Prof. Liang Dai

Research Expertise and Interest

astrophysics, physical cosmology

Research Description

Liang Dai is the Michael M. Garland Chair and Assistant Professor of the Department of Physics, and an Alfred P. Sloan Research Fellow. His research interest lies in astrophysics and cosmology. Dai studies gravitationally magnified celestial sources in distant galaxies behind galaxy or galaxy cluster lenses. By exploiting extreme gravitational magnification, his group study super star clusters in the young Universe, aiming to understand the physics of star formation and feedback under extremely dense conditions. His group also study highly magnified individual supergiant stars in the distant Universe as a sensitive probe of dark matter structures on scales smaller than galaxy formation, which sheds light on the microscope nature of dark matter. Dai and his student will be running a new JWST observation program to study super star clusters in the young Universe at mid-infrared wavelengths.

Dai studies gravitational waves from black holes and compact stars as a non-electromagnetic window to see the Universe. He is interested in a range of research topics, including detection and parameter inference of gravitational wave signals recorded by LIGO/Virgo/KAGRA, gravitational lensing of distant merging black holes, and Galactic double white dwarf systems as low-frequency gravitational wave sources. Recently, Prof. Dai investigated the potential use of Fast Radio Bursts for fundamental physics through precision timing.

Dai and his group devise novel methodologies to search for hints of New Physics in the Cosmic Microwave Background (CMB) and in the cosmic Large Scale Structure, which can inform us about the physics of the primordial Universe. His group studies the so-called the cosmic birefringence effect as a sensitive probe of ultralight axion fields. His group is also developing a novel method that leverage polarized radio emission from galaxies for measuring cosmic shear and birefringence, which can be applied to upcoming radio galaxy surveys.

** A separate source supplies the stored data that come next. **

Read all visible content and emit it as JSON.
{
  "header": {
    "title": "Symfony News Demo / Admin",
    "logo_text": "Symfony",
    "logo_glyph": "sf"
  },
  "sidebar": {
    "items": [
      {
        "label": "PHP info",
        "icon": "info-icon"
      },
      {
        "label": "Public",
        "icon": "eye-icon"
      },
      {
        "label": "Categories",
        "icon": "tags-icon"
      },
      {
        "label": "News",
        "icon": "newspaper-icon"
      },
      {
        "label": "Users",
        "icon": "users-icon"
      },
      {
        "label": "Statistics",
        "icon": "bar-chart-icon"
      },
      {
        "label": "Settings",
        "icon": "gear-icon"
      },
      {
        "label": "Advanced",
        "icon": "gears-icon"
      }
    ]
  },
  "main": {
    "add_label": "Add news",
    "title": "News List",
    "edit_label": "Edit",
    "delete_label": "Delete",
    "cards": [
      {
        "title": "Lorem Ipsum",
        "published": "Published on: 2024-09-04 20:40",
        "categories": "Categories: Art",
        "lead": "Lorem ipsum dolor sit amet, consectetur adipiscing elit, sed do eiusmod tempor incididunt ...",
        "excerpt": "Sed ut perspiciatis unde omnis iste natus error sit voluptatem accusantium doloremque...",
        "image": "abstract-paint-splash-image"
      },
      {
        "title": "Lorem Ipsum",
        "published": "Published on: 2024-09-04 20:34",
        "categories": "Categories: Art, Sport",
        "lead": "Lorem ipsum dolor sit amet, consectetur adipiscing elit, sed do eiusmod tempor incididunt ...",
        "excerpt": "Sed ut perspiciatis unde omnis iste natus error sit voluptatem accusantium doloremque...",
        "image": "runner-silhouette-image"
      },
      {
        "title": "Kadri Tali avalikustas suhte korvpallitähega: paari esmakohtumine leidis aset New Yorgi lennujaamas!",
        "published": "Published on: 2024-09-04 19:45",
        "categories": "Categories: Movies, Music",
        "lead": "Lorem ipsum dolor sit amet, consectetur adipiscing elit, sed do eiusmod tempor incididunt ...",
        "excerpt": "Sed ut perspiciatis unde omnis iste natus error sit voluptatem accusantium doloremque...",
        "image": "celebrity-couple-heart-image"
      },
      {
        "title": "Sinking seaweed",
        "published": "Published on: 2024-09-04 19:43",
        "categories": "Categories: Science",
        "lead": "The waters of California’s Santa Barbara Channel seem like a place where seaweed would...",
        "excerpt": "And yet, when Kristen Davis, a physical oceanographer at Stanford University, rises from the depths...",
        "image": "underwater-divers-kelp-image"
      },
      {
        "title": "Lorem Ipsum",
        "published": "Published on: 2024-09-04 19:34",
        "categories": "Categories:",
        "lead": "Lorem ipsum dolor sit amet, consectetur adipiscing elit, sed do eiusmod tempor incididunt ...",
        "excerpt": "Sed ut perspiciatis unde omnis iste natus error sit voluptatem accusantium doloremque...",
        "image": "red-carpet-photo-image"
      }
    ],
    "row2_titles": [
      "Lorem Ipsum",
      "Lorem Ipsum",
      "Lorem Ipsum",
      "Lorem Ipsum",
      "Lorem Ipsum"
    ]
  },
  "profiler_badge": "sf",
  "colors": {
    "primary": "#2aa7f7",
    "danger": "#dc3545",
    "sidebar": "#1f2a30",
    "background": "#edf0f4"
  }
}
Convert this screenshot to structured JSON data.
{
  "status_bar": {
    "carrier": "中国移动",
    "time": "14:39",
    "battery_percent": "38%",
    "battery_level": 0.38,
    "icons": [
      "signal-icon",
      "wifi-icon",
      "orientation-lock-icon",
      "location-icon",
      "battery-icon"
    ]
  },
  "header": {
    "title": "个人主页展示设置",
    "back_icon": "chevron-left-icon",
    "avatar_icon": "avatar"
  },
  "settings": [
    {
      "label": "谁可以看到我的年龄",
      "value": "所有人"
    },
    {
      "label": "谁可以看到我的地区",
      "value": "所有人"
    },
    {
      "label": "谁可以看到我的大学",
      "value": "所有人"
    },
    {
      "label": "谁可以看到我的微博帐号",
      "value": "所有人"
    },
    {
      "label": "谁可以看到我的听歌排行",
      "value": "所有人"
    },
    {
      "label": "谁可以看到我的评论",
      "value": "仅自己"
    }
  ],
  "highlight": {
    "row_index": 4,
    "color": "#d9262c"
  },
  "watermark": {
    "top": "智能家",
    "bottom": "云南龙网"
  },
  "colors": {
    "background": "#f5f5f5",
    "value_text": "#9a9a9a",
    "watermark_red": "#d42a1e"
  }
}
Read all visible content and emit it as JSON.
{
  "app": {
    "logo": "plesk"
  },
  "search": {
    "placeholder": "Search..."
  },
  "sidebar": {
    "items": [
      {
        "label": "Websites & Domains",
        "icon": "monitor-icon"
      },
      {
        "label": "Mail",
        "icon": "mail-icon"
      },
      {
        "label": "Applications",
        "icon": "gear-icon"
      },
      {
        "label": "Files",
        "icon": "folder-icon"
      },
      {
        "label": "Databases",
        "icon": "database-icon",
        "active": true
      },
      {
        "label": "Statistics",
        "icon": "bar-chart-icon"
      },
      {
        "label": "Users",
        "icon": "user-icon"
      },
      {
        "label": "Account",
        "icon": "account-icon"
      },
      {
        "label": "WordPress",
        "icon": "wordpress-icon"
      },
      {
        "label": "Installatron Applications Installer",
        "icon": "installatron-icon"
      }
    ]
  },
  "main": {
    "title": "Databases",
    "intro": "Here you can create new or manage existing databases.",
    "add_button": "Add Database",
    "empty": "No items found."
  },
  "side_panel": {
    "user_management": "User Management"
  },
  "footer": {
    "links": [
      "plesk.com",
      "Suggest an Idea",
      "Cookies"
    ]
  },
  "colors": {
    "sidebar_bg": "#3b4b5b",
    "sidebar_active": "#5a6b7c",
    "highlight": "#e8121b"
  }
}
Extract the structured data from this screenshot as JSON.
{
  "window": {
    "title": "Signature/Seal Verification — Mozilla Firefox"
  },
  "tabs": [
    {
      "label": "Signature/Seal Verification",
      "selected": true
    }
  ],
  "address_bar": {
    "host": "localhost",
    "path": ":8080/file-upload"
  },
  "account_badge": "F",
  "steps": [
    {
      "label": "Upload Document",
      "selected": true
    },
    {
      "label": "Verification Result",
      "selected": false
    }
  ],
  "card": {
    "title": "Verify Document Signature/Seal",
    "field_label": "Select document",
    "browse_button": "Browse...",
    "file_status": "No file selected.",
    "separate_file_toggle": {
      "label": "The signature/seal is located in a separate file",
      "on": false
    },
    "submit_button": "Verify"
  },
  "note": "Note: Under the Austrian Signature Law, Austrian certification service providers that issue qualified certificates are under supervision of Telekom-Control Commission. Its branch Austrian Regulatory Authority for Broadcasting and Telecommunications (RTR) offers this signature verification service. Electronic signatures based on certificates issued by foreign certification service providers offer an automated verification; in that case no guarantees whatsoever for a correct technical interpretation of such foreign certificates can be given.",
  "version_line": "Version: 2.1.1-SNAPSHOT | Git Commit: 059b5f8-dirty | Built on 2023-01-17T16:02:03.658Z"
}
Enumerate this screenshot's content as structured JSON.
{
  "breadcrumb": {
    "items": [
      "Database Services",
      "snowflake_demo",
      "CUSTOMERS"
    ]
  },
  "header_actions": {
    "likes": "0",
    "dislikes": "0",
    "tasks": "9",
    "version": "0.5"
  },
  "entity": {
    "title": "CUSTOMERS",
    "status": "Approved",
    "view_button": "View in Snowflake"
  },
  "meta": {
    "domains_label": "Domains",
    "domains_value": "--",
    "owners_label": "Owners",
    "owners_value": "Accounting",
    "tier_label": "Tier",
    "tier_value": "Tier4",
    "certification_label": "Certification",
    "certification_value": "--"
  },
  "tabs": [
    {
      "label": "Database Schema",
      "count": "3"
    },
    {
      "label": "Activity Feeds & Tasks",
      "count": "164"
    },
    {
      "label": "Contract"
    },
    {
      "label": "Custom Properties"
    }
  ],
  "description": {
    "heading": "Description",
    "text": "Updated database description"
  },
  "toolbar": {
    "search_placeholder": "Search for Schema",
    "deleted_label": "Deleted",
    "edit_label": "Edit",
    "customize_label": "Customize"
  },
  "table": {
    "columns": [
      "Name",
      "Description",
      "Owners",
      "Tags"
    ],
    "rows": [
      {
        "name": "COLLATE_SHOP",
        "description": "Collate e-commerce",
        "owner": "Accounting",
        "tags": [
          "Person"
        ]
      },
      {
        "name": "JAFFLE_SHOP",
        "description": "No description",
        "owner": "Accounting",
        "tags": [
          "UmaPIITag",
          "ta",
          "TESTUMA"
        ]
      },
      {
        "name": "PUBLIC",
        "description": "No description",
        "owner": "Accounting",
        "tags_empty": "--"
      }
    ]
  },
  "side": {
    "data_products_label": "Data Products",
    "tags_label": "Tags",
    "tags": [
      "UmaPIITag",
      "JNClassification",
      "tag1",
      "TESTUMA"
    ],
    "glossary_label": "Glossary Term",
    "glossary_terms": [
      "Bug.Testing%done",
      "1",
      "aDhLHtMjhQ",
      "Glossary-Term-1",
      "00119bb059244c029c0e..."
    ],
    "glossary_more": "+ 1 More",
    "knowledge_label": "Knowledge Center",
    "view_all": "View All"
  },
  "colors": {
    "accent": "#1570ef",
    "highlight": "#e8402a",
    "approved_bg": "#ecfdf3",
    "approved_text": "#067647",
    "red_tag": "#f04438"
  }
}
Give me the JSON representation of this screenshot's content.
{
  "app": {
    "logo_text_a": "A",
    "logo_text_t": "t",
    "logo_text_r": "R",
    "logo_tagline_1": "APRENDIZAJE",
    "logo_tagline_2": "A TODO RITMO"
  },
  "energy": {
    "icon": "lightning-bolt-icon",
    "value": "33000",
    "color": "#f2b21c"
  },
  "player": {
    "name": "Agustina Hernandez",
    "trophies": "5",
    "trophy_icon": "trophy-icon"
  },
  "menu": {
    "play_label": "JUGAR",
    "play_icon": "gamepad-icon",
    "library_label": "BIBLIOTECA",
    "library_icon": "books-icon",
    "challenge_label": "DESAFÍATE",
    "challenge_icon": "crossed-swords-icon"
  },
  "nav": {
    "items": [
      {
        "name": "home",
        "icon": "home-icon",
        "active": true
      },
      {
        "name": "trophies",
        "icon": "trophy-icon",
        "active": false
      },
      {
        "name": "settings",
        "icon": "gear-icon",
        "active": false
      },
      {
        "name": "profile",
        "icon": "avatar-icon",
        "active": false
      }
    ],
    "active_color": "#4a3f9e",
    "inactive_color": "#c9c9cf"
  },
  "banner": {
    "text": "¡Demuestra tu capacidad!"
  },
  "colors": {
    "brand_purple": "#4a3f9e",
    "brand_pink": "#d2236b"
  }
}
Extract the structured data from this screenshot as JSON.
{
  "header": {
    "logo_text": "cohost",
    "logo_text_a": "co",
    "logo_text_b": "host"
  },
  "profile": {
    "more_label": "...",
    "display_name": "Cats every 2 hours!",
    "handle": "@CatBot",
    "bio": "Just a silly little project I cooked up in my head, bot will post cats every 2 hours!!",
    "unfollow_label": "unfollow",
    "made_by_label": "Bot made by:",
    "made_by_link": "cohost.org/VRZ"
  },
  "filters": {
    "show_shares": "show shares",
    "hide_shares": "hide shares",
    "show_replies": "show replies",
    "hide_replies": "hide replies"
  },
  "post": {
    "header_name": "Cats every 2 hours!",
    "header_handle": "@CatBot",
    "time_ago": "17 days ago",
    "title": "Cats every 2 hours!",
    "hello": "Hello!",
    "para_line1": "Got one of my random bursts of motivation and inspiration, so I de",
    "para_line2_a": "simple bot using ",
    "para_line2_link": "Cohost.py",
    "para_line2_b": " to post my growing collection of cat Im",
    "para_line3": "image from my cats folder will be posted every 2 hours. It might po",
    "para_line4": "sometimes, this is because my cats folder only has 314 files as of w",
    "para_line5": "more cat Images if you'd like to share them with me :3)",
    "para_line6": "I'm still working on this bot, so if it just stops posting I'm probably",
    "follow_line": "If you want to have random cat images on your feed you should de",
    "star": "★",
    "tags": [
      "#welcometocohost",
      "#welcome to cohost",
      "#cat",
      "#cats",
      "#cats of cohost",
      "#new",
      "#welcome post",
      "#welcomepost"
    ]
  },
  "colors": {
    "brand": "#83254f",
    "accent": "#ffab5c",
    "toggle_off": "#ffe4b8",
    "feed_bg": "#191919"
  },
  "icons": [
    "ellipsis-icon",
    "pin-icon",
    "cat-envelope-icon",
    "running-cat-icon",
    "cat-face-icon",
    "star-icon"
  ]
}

Dai received a B.S. in Physics from Peking University in 2011. Later on, he earned his Ph.D. in Physics from the Johns Hopkins University in 2015 working on theoretical cosmology. From 2015 to 2018, he was awarded an NASA Einstein fellowship and was appointed a postdoctoral Member at the Institute for Advanced Study in the School of Natural Sciences. From 2018 to 2020, he was a long-term John Bahcall postdoctoral fellow at the Institute for Advanced Study, before he joined the faculty in the Department of Physics at the University of California, Berkeley.